We recently upgraded our Netflix plan to allow for UHD video. Unfortunately I've not been able to get this to work on my PC so far
From what I looked up, these seem to be the requirements
- An Intel 7th Gen or newer CPU or an AMD Ryzen CPU.
- A Radeon RX 400 or newer or Nvidia with these specs (if you have a dedicated GPU).
- A 60Hz+ 4K display with HDCP 2.2 support.
- 25 Mbps or higher download speed.
That said:
- I have a Nvidia 3080 - which is a supported GPU. AMD and a 9th generation core i9, so I'm handily exceeding requirements.
- I'm using the 'native' Netflix app.
- I have the HEVC drivers set up, and have confirmed that MPC-BE (which needs these drivers installed to run HEVC) works. I'm running the "HEVC extensions from device manufacturer" which I downloaded before the loophole was closed, and it's identical to the paid one. I've nearly identical software but not hardware on another PC and its able to play Netflix at 4k so I'm fairly certain its not a hardware issue.
As far as I can tell, I'm meeting or exceeding the requirements needed, and I see no UHD content, and the test patterns (Netflix subscription needed) tell me its running at 1080p.
- I tested with a dual monitor set up (with both monitors compatible with HDCP). My third monitor does not at the moment so I took it out of the equation for testing. I unplugged that monitor, rebooted then started Netflix, so its not that the application picked it up at reboot time.

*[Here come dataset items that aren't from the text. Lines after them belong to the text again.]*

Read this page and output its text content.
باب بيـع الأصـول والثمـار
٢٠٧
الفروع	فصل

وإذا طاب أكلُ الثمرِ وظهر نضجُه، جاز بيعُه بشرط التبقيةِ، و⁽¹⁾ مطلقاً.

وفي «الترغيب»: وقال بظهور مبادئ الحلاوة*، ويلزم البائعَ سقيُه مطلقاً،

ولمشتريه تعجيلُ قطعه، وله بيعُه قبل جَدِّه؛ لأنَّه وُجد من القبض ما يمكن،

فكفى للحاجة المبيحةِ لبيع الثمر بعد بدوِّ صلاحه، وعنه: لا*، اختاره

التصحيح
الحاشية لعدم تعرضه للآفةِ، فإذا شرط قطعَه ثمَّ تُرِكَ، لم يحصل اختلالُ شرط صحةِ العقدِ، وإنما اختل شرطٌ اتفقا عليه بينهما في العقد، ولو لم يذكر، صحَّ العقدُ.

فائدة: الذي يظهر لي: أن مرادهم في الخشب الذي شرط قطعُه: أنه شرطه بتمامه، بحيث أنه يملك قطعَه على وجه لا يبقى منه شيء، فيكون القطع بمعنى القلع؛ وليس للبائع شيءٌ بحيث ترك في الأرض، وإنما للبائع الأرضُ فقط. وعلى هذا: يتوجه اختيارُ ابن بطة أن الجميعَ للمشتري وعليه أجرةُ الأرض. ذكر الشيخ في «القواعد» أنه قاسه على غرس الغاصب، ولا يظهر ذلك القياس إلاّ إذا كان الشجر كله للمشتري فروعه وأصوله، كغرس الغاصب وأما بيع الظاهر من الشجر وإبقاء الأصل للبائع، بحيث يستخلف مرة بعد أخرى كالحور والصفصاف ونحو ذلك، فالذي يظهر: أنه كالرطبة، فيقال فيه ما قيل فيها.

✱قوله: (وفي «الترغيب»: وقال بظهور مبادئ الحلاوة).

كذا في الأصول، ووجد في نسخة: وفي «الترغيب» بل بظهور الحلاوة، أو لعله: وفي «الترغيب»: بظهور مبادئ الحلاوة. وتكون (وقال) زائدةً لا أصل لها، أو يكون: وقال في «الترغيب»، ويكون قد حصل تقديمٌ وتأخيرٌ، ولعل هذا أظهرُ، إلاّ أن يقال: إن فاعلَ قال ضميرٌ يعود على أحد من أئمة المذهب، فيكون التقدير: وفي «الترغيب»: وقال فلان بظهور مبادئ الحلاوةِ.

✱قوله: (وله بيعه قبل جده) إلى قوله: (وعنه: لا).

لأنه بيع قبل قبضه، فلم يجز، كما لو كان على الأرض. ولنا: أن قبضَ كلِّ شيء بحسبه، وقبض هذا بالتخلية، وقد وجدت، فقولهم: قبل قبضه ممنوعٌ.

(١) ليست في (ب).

The P270s are 4k 60 monitors, connected over Display port, and work fine at 4k.
I've also tried a single monitor over HDMI:
Interestingly Nvidia says it supported and the CyberLink tool for checking for BD compliance (that's woefully outdated and links to a broken link when you try to download it) says it is not.
We suspect the Chrome EME checker is giving HDCP 1.0 supported as the highest supported version no matter what - so I don't trust it. I ran tests on another system and it does do UHD on a different display and it fails past HDCP 1.0 on that test so its incorrect.